NBC hired Packer to work with Dick Enberg in 1975. Two years later the network added former Marquette coach Al McGuire to the mix. It was the best TV basketball crew ever—two un-like-minded know-it-alls separated by a straight-man referee. (Until this season Packer and McGuire still did a syndicated weeknight radio show together, taping it on the fly in taxicabs, fast-food restaurants and even airport restrooms.) After the 1980-81 season, though, Packer got a leg up on McGuire by moving, along with the rights to the NCAA tournament, over to CBS. Unlike NBC, which believes that announcers should not be given keys to the countinghouse, CBS went along with Packer's request for a role on the business side. There he plays a substantial part in the sale, promotion, scheduling and merchandising of college hoops.

So, much of the time Packer is Billy the Matchmaker. Immediately after each season, he ranks the following year's Top 20, which becomes the basis for CBS's broadcast schedule. The network then fashions a wish list of matchups for the big-impact games it will carry nationally. Packer, who is well connected throughout college hoops, can often, by a suggestion, make games appear on the schedule that weren't there before. "His ability to pick up the phone and talk to a coach about a prospective matchup is certainly superior to mine," says CBS Sports executive producer Kevin O'Malley. This season's biggies will include Michigan-Georgia Tech on Nov. 30 and Kansas-N.C. State on Dec. 7. But Packer doesn't bat 1.000. Two wish-list contests that didn't materialize this year were Michigan at Duke (the Wolverines declined) and North Carolina hosting either LSU, Syracuse or Louisville.

As anyone who listens to him knows, Packer is as stubborn as an Appalachian mule. A few years ago he began a xenophobic crusade against colleges that packed their teams with foreign athletes. One target was the University of Washington, when it had both Detlef Schrempf and Christian Welp, two West Germans.

By last season Packer had made his point a few times too many. "This is it, Billy," O'Malley said. "No more on foreign athletes."

"But I'm right!" Packer protested. "It's unfair to have foreigners taking scholarships from U.S. athletes."

One of the reasons Packer shines on the air is that he doesn't bother counting the cost of his comments. Take last spring's NCAA championship game between Villanova and Georgetown, which may have been Packer's finest hour as a broadcaster. In the last minute of the first half he criticized John Thompson for not pressing Villanova, which was holding the ball while Ed Pinckney was on the bench. In the second half he accused Georgetown's Horace Broadnax of "dirty play" for pulling down Harold Pressley on an inbounds pass in an attempt to draw a charging foul. Sometime later, Thompson half jokingly told Packer that he had made the coach's spit list.

McGuire says that "we're living in the Betamax era of coaches." Translation: Coaches need only go to the videotape to find out what broadcasters said about them. At last spring's meeting of the National Association of Basketball Coaches, Packer found himself defending his outspokenness behind the mike. "Look, if I'm doing my job," he said, "there's always going to be resentment."
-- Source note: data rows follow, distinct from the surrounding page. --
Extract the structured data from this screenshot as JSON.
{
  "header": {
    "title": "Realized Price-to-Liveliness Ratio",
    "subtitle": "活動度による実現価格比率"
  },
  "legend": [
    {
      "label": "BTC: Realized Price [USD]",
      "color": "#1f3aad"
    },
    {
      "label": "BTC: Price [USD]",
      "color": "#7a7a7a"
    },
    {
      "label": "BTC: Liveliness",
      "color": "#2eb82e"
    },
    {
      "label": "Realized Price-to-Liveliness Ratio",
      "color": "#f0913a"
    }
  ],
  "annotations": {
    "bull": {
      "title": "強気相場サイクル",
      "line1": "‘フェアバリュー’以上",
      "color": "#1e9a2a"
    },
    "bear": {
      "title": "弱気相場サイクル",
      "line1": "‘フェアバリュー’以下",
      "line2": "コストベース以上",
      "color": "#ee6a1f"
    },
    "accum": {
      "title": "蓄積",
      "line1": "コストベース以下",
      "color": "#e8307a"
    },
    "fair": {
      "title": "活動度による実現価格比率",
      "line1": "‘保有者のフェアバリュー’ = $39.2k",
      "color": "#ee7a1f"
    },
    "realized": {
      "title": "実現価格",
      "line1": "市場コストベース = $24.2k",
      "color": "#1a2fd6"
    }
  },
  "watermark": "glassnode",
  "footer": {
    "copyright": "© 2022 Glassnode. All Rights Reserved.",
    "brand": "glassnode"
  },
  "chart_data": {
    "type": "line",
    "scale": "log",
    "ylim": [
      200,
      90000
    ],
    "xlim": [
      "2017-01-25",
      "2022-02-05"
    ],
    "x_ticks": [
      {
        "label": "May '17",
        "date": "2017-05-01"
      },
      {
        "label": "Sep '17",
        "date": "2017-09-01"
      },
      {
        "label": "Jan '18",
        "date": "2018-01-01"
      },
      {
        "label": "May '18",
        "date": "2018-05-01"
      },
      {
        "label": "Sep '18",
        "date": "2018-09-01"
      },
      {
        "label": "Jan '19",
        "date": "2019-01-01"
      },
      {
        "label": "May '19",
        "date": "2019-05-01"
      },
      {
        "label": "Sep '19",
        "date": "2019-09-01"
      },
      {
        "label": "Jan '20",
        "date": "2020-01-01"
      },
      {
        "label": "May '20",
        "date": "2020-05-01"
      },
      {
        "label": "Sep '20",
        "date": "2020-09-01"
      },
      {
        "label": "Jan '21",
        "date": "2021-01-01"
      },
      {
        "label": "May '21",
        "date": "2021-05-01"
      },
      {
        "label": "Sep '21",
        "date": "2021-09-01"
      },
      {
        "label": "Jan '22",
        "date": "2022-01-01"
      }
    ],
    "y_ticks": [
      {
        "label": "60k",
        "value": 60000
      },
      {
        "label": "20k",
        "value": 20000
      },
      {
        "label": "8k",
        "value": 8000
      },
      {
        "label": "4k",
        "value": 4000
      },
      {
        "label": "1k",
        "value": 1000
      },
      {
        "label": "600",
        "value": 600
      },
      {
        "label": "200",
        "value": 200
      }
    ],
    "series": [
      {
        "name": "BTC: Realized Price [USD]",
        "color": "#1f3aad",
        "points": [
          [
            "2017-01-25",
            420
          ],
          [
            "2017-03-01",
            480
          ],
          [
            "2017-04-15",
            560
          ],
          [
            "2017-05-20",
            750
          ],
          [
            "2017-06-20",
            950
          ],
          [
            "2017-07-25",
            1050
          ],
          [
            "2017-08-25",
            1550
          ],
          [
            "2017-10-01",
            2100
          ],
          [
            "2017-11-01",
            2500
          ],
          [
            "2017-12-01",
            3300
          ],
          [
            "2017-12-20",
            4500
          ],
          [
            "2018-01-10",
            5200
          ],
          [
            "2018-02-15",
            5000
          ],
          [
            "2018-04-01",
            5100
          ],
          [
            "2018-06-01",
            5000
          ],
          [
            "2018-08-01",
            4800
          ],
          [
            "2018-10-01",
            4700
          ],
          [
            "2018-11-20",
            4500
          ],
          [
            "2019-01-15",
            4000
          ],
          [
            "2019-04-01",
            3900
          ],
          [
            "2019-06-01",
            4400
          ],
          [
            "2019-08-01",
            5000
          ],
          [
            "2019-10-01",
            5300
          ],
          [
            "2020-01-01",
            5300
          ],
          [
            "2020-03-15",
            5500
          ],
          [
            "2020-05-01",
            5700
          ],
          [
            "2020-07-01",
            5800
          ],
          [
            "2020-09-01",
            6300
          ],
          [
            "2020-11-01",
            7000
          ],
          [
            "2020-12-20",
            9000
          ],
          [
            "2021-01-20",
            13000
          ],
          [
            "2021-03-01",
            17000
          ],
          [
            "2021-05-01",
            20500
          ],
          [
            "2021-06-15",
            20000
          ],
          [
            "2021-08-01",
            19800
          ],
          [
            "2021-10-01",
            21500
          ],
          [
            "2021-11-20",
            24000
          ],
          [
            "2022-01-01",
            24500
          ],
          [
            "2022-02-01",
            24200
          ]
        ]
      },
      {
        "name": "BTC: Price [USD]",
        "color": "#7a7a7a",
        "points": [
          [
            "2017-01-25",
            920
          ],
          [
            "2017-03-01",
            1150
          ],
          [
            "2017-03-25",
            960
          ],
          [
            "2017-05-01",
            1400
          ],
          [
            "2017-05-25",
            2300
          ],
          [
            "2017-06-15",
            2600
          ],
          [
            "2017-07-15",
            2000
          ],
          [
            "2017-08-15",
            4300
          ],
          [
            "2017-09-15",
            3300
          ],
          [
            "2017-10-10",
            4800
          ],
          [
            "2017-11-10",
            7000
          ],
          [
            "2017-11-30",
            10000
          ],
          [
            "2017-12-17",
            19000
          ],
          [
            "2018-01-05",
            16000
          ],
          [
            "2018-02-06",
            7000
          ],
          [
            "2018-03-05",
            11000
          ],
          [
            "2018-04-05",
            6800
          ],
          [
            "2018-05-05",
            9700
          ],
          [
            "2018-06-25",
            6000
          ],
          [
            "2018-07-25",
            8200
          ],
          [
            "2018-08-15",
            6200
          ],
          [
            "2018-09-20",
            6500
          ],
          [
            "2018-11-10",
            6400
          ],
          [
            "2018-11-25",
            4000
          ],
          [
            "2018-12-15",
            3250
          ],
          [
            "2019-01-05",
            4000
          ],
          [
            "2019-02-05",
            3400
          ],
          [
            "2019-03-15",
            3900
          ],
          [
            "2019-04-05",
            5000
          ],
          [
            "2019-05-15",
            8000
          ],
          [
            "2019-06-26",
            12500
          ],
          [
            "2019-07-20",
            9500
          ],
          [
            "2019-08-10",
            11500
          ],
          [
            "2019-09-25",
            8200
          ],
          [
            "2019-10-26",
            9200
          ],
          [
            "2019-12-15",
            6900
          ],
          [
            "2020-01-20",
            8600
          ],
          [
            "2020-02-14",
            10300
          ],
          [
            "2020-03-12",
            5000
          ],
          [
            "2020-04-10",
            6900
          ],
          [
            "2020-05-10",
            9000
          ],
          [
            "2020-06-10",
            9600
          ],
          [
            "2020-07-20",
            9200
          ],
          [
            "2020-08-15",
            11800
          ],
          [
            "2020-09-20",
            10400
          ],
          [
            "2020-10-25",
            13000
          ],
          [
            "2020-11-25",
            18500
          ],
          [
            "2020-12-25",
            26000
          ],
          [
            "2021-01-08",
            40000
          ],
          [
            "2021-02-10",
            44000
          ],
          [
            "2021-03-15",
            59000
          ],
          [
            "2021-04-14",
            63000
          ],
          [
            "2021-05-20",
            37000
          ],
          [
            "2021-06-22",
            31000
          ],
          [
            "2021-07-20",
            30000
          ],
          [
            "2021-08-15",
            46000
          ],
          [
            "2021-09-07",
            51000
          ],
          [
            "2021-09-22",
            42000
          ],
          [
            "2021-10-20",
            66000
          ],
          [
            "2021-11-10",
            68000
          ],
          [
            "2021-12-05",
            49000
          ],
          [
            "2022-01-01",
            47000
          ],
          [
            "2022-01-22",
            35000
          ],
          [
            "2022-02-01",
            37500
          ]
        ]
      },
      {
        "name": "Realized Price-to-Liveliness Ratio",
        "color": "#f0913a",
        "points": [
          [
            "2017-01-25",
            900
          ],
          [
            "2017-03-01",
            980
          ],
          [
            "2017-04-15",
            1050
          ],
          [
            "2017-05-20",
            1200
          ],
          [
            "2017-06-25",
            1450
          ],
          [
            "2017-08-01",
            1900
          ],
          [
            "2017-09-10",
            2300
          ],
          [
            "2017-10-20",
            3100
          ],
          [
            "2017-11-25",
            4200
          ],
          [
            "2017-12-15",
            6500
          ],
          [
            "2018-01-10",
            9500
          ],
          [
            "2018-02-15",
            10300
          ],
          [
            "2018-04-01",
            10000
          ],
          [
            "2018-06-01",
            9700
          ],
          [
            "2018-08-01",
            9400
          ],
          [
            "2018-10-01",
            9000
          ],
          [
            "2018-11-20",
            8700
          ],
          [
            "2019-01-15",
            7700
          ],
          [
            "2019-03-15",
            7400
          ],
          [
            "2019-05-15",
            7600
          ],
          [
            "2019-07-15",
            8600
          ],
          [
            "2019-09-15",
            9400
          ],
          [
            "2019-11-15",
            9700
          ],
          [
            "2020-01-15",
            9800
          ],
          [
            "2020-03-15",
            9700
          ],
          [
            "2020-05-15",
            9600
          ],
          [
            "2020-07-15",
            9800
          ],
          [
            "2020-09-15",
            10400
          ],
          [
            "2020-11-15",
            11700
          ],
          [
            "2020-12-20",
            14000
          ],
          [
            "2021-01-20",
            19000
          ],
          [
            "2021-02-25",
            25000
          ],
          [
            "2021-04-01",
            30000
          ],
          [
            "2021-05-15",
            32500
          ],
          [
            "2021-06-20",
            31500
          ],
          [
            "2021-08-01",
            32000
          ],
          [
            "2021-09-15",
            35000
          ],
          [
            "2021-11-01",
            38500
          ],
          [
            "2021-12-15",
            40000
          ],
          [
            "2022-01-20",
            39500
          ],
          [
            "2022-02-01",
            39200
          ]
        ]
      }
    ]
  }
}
But neither praise nor criticism affects Packer. His next deal is the thing. He sometimes makes a buck by arranging the CBS basketball unit's travel plans through Time Out Airways, Inc., of which Packer is the sole officer. Once the CBS crew checked into a hotel in Champaign, Ill., only to discover it was partly owned by you-know-who.

He may have the mind of a coach. But he has the heart of a capitalist.